As mentioned previously, parasitic nutrition is beneficial to the parasite but typically detrimental to the host since it deprives the host of nutrients. This mode of nutrition has numerous side effects on the host including weight loss, anaemia, obstruction of the intestine, damage to the host intestinal wall and in some cases transmission of serious [1][14][2][21] pathogens e.g. the ectoparasitic tsetse fly which transmits African trypanosomiasis .

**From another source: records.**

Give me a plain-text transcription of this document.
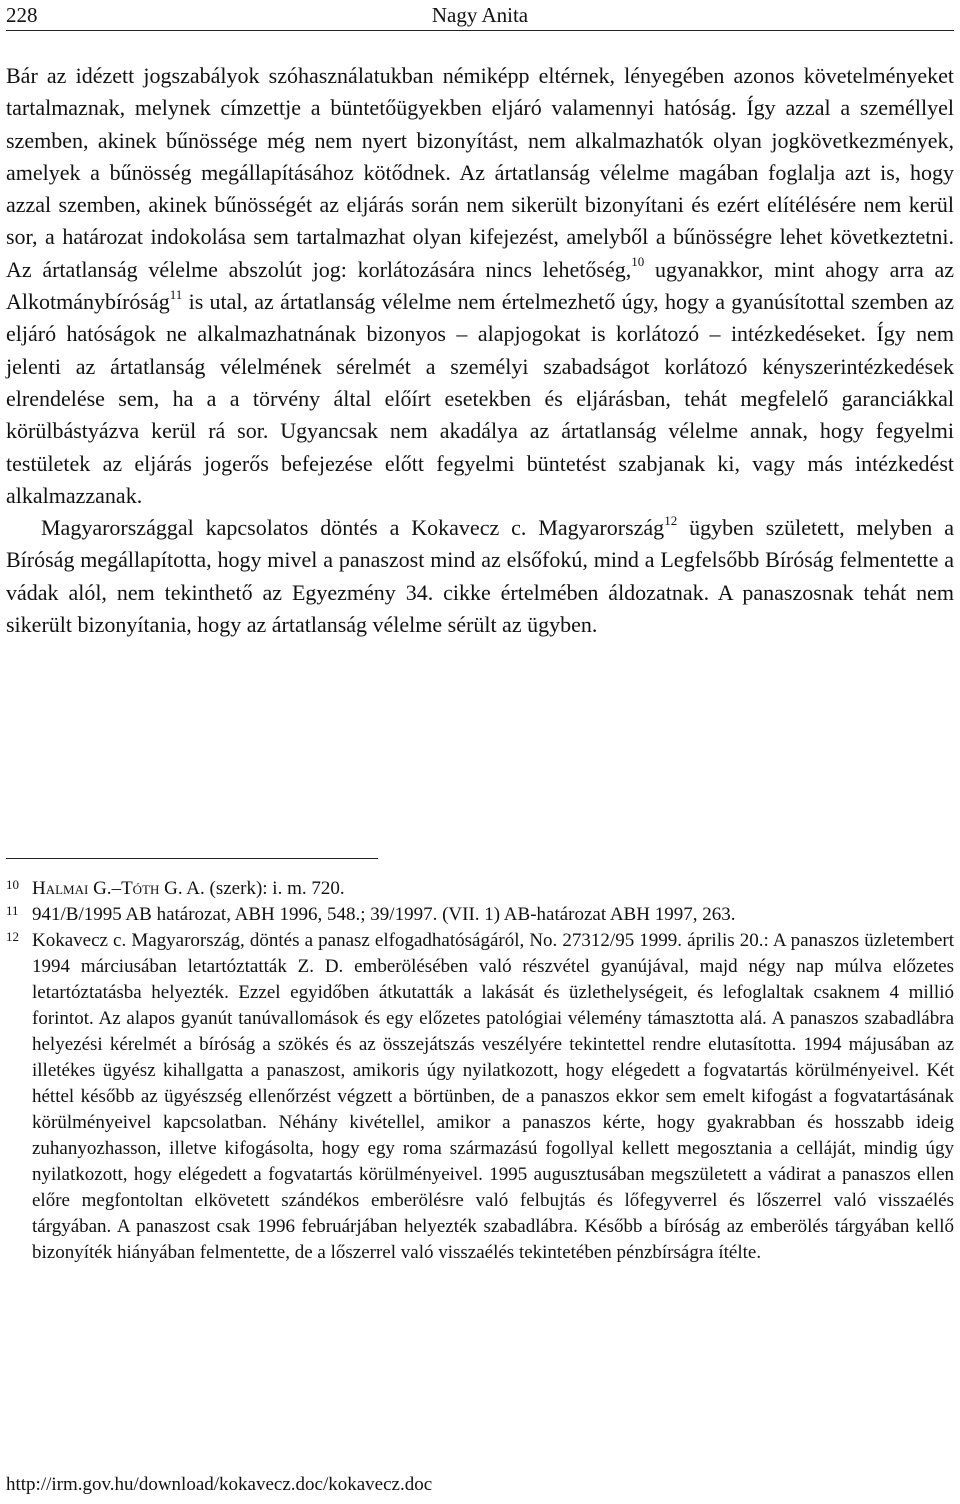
228	Nagy Anita

Bár az idézett jogszabályok szóhasználatukban némiképp eltérnek, lényegében azonos követelményeket tartalmaznak, melynek címzettje a büntetőügyekben eljáró valamennyi hatóság. Így azzal a személlyel szemben, akinek bűnössége még nem nyert bizonyítást, nem alkalmazhatók olyan jogkövetkezmények, amelyek a bűnösség megállapításához kötődnek. Az ártatlanság vélelme magában foglalja azt is, hogy azzal szemben, akinek bűnösségét az eljárás során nem sikerült bizonyítani és ezért elítélésére nem kerül sor, a határozat indokolása sem tartalmazhat olyan kifejezést, amelyből a bűnösségre lehet következtetni. Az ártatlanság vélelme abszolút jog: korlátozására nincs lehetőség,$^{10}$ ugyanakkor, mint ahogy arra az Alkotmánybíróság$^{11}$ is utal, az ártatlanság vélelme nem értelmezhető úgy, hogy a gyanúsítottal szemben az eljáró hatóságok ne alkalmazhatnának bizonyos – alapjogokat is korlátozó – intézkedéseket. Így nem jelenti az ártatlanság vélelmének sérelmét a személyi szabadságot korlátozó kényszerintézkedések elrendelése sem, ha a a törvény által előírt esetekben és eljárásban, tehát megfelelő garanciákkal körülbástyázva kerül rá sor. Ugyancsak nem akadálya az ártatlanság vélelme annak, hogy fegyelmi testületek az eljárás jogerős befejezése előtt fegyelmi büntetést szabjanak ki, vagy más intézkedést alkalmazzanak.

Magyarországgal kapcsolatos döntés a Kokavecz c. Magyarország$^{12}$ ügyben született, melyben a Bíróság megállapította, hogy mivel a panaszost mind az elsőfokú, mind a Legfelsőbb Bíróság felmentette a vádak alól, nem tekinthető az Egyezmény 34. cikke értelmében áldozatnak. A panaszosnak tehát nem sikerült bizonyítania, hogy az ártatlanság vélelme sérült az ügyben.

10 Halmai G.–Tóth G. A. (szerk): i. m. 720.

11 941/B/1995 AB határozat, ABH 1996, 548.; 39/1997. (VII. 1) AB-határozat ABH 1997, 263.

12 Kokavecz c. Magyarország, döntés a panasz elfogadhatóságáról, No. 27312/95 1999. április 20.: A panaszos üzletembert 1994 márciusában letartóztatták Z. D. emberölésében való részvétel gyanújával, majd négy nap múlva előzetes letartóztatásba helyezték. Ezzel egyidőben átkutatták a lakását és üzlethelységeit, és lefoglaltak csaknem 4 millió forintot. Az alapos gyanút tanúvallomások és egy előzetes patológiai vélemény támasztotta alá. A panaszos szabadlábra helyezési kérelmét a bíróság a szökés és az összejátszás veszélyére tekintettel rendre elutasította. 1994 májusában az illetékes ügyész kihallgatta a panaszost, amikoris úgy nyilatkozott, hogy elégedett a fogvatartás körülményeivel. Két héttel később az ügyészség ellenőrzést végzett a börtünben, de a panaszos ekkor sem emelt kifogást a fogvatartásának körülményeivel kapcsolatban. Néhány kivétellel, amikor a panaszos kérte, hogy gyakrabban és hosszabb ideig zuhanyozhasson, illetve kifogásolta, hogy egy roma származású fogollyal kellett megosztania a celláját, mindig úgy nyilatkozott, hogy elégedett a fogvatartás körülményeivel. 1995 augusztusában megszületett a vádirat a panaszos ellen előre megfontoltan elkövetett szándékos emberölésre való felbujtás és lőfegyverrel és lőszerrel való visszaélés tárgyában. A panaszost csak 1996 februárjában helyezték szabadlábra. Később a bíróság az emberölés tárgyában kellő bizonyíték hiányában felmentette, de a lőszerrel való visszaélés tekintetében pénzbírságra ítélte.

http://irm.gov.hu/download/kokavecz.doc/kokavecz.doc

Nutrient acquisition is an important component of parasite pathogenesis since it is critical to parasite survival . Understanding the mechanisms of parasite nutrient acquisition therefore identifies novel targets which we can exploit as a form of parasite control e.g. through knock-out or inhibition of crucial transporters or destruction of penetrative anatomical features. Several studies have looked into nutrient acquisition as a method of parasite control, including [22] the development of vaccines against helminth parasites by targeting digestive proteases .

Parasitic nutrition in plants

Plants are typically autotrophic organisms meaning that they synthesise their own 'food' from inorganic compounds by photosynthesis. Some plants however are unable to synthesise their own 'food' by photosynthesis and therefore acquire nutrients by parasitic nutrition from other living plants. Plants which acquire their nutrients in this way are [23] known as parasitic plants . These plants have modified root structures known as haustorium, which the parasitic [24][1] plants use to penetrate the vascular bundle of host plants and essentially 'steal' nutrients from host plants . Parasitic plants include Dodder, Rafflesia and Broomrape.